Платона Максимовича Скабильцина знали все в городке нашем. Жил он тут много лет, и не одно поколение выросло на его глазах.
Это был бодрый крепкий старик, с веселыми живыми глазами, седыми бачками, громким голосом.
Любовь и война были его девизом: с ребячества до почтенной старости он жил или среди тревог их, или их воспоминаниями. Молодым офицером сделал он со Скобелевым весь Хивинский поход, женился, перешел Балканы, командовал полком в китайскую экспедицию и, уже будучи в отставке, вновь сражался на полях Манчжурии.
Белый Георгиевский крестик, приколотый самим Скобелевым, украшал грудь его белого фланелевого (в намять обожаемого героя) кителя.
Смерть, казалось, щадила Платона Максимовича, но не пули: он был весь изранен и, невзирая на то — здоров, весел и бодр. Достаточное легкомыслие, при вполне ясных понятиях, вошедших в привычку, и при воображении живом, вечно юном, спасли его от нравственных болезней и сохранили ему и физические силы. К числу странностей его характера и жизни принадлежит и самый брак: он выиграл жену свою на бильярде.

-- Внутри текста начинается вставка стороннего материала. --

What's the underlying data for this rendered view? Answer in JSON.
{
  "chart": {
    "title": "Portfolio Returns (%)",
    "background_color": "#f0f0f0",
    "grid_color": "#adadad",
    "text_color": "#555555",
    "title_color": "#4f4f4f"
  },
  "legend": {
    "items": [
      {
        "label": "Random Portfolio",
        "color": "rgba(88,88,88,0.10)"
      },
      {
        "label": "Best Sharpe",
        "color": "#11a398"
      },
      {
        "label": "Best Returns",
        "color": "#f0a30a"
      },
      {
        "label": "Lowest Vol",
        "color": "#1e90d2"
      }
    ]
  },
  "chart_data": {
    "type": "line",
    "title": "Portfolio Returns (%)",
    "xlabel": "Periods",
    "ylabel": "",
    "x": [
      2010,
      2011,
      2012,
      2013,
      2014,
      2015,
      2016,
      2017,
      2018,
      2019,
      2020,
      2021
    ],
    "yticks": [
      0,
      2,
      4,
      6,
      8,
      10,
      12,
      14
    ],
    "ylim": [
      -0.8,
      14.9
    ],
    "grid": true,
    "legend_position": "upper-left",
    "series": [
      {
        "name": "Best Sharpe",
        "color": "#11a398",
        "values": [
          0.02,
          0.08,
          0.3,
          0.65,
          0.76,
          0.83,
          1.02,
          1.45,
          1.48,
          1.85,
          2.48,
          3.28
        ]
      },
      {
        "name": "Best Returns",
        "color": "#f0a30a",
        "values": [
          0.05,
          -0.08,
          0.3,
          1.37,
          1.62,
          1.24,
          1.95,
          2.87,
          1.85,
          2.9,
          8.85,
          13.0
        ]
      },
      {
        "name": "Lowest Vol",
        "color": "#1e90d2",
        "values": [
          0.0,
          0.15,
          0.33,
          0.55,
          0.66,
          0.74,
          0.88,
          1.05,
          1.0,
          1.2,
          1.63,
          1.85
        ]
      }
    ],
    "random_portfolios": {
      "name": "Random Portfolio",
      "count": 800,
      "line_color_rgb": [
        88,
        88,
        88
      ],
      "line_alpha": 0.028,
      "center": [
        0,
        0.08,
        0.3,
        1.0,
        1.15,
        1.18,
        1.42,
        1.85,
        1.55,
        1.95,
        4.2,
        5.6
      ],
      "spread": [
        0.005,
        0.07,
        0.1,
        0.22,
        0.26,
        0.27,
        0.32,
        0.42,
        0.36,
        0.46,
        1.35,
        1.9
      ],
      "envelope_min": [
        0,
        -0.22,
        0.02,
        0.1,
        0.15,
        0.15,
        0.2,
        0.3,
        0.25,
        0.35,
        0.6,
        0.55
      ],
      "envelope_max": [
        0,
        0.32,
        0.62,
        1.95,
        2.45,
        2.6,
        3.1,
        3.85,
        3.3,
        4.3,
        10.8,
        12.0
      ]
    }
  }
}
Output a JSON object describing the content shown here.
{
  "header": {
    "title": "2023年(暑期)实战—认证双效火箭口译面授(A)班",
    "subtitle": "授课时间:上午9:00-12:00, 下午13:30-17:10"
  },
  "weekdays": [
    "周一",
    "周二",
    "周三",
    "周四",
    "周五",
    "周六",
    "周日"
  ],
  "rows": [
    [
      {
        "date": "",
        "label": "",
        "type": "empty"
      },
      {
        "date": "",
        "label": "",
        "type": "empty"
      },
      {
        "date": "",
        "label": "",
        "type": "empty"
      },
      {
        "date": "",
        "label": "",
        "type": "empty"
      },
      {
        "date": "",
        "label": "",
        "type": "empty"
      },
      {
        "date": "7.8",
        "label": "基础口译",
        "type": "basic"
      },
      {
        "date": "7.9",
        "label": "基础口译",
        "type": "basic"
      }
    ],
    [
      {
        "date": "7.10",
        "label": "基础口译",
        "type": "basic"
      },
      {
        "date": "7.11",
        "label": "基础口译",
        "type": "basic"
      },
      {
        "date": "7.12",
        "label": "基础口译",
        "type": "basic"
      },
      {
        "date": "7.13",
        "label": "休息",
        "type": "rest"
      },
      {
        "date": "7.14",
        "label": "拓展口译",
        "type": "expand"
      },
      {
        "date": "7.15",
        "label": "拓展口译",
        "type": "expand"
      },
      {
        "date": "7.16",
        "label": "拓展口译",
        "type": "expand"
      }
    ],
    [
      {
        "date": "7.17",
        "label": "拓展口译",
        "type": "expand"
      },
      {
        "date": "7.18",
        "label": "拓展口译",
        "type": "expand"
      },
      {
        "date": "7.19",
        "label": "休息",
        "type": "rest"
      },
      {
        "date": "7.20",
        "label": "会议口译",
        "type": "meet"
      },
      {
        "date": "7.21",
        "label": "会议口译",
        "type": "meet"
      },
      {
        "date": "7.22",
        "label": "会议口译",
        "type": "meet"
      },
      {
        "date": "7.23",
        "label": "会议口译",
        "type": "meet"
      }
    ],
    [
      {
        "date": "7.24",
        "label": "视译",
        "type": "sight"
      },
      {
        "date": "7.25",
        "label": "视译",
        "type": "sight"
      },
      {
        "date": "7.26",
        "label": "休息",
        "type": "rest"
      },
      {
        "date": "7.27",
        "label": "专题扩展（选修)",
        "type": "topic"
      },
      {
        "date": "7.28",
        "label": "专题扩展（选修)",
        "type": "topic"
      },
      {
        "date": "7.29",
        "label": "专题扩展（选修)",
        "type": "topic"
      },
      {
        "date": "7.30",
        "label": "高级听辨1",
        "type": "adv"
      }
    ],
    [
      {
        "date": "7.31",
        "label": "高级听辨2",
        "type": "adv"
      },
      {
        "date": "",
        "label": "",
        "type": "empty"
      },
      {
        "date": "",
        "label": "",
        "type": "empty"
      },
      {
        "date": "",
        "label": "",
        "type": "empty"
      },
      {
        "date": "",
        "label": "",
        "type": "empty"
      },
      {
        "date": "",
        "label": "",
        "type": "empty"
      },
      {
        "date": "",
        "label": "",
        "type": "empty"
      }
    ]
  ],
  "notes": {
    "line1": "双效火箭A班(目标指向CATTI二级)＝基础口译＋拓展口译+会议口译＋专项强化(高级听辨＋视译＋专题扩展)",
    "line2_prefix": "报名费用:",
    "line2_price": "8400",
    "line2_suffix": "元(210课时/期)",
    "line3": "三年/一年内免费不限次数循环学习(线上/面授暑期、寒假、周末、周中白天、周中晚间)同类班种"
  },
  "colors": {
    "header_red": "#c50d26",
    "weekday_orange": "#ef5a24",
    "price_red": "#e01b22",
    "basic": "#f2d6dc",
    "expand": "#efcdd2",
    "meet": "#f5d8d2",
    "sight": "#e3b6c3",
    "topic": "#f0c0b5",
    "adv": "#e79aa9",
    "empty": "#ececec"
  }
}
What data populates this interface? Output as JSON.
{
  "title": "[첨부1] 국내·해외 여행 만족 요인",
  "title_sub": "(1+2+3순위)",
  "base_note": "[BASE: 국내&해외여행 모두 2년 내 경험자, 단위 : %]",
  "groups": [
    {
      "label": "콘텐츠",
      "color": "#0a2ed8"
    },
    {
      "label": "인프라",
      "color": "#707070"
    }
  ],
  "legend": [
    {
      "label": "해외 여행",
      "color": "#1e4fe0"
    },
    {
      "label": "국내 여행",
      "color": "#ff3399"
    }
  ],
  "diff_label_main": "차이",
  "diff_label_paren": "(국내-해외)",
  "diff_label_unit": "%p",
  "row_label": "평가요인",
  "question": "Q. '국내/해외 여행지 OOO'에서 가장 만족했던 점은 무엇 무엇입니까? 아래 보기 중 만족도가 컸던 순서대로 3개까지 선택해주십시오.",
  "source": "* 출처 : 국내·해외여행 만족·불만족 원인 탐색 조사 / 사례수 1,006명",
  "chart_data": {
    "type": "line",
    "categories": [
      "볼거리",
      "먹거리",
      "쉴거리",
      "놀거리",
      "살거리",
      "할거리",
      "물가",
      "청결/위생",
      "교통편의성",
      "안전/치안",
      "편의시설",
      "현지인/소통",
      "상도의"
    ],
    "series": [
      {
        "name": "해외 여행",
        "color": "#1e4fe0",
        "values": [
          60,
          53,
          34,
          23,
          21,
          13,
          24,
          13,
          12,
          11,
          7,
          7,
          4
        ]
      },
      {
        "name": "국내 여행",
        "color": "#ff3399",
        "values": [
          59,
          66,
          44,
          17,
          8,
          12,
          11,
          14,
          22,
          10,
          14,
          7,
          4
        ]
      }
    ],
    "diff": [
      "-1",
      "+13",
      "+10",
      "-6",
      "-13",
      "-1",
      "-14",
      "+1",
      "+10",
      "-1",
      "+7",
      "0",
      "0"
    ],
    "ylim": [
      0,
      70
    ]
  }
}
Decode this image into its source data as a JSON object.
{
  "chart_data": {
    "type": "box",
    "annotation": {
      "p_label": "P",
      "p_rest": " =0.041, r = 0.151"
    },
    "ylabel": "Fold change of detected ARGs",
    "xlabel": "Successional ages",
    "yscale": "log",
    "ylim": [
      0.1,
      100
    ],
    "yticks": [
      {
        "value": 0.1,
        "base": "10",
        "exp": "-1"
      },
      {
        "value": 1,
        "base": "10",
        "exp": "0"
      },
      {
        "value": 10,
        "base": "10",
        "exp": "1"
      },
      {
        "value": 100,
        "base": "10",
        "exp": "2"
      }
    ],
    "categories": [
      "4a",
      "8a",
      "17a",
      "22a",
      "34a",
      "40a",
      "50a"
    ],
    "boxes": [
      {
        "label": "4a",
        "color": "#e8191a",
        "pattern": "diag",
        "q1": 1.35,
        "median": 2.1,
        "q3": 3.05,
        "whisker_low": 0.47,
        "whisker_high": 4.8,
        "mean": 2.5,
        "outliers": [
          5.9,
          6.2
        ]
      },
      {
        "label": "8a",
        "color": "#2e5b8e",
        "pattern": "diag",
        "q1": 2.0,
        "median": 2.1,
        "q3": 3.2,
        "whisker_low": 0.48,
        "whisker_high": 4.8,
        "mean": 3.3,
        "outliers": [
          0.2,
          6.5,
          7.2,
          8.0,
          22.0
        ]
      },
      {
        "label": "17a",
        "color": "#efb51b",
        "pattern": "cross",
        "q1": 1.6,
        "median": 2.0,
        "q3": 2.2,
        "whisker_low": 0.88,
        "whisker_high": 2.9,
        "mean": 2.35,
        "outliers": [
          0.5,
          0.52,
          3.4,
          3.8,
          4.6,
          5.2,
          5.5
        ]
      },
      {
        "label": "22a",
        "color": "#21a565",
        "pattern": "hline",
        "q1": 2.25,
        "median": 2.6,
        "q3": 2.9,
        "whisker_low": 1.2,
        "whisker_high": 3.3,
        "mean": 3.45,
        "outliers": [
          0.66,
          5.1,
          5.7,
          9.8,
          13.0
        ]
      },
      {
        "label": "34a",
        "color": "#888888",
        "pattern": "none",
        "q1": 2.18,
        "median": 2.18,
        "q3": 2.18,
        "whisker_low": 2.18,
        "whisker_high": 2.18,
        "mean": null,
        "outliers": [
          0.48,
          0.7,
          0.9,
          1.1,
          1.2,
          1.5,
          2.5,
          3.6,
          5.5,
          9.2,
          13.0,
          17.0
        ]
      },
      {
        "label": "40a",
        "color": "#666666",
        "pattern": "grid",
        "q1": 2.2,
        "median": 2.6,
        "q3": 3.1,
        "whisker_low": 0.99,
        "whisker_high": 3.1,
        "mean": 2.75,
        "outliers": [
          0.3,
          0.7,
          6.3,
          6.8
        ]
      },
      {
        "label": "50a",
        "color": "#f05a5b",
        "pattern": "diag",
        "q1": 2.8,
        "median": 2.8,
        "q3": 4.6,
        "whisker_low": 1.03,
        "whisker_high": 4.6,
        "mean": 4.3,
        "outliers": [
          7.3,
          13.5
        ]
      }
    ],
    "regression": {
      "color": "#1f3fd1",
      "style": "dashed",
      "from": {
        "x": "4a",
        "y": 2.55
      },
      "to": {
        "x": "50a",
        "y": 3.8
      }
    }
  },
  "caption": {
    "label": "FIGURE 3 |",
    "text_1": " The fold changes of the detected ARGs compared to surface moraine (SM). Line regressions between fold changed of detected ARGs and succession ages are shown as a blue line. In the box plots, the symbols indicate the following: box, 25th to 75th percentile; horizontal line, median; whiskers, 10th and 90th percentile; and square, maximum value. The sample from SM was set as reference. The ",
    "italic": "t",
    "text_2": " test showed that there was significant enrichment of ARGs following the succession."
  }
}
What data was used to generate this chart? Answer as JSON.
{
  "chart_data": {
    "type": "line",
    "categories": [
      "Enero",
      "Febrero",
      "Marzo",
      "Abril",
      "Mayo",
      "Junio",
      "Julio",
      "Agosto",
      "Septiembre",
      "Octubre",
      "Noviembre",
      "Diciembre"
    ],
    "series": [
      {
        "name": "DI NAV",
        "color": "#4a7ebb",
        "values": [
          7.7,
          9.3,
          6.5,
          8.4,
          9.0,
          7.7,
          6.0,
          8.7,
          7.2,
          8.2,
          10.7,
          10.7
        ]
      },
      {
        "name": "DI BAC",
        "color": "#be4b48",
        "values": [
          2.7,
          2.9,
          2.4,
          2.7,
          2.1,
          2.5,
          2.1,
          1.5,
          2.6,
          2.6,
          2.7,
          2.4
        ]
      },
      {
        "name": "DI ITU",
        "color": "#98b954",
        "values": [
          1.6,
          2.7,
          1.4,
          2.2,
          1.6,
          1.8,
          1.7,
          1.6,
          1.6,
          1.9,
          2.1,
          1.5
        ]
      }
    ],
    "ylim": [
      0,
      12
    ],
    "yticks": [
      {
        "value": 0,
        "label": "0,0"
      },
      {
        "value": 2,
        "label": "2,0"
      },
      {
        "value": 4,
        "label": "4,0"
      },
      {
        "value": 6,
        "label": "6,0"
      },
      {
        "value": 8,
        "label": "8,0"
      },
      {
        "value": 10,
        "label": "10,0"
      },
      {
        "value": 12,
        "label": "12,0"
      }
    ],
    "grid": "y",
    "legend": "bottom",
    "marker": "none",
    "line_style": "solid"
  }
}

Но, быть может, история эта выдумана досужими старожилами нашего города или самим Скабильциным, который подчас ради красного словца не жалел и родного отца.
Супруги Платона Максимовича я не имел чести знать, а потому судить о ней не могу, так как самого генерала Скабильцина узнал, и достаточно близко, еще будучи кадетом, тогда, когда он был уже вдов.
В ту пору матушка моя переехала на жительство в этот маленький городишко, и я на каникулы являлся к ней из корпуса.
Летними вечерами в городском сквере играла музыка, и мы, учащаяся молодежь. — четыре кадета и два гимназиста, — конечно, не пропускали случая побывать там.
В белых перчатках, в туго подтянутых кушаками и собранных на спине в мелкую складку гимнастерках, в ‘собственных- ботинках и брюках со штрипками (плоды не малых трудов), ‘по-гвардейски’ надвинутых на нос фуражках (предварительно смоченных, чтобы не торчали поля),—мы, кадеты, ходили по дорожкам сквера ленивой, раскачивающейся кавалерийской походкой, кривили колесом ноги и похлопывали себя меланхолично тонкими ореховыми прутиками, заменявшими нам стэки.
Вид у нас был ‘адски-тонный’ и возбуждать неизменную зависть у штрюцких-гимназистов.
Гуляли мы всегда табуном, раскланивались со знакомыми барышнями издали, сухо беря под козырек, переговаривались на каком-то невероятном волапюке—словом, тонили до невозможности. Но все мы были влюблены, все тайком переписывались, и потому можете себе представить, как дорого стоил нам наш ‘тон’, как тяжело было ‘выдерживать марку’, когда столько хорошеньких милых глазок было обращено на нас. Но что поделаешь,—‘pour etre bean il faut souffrir’.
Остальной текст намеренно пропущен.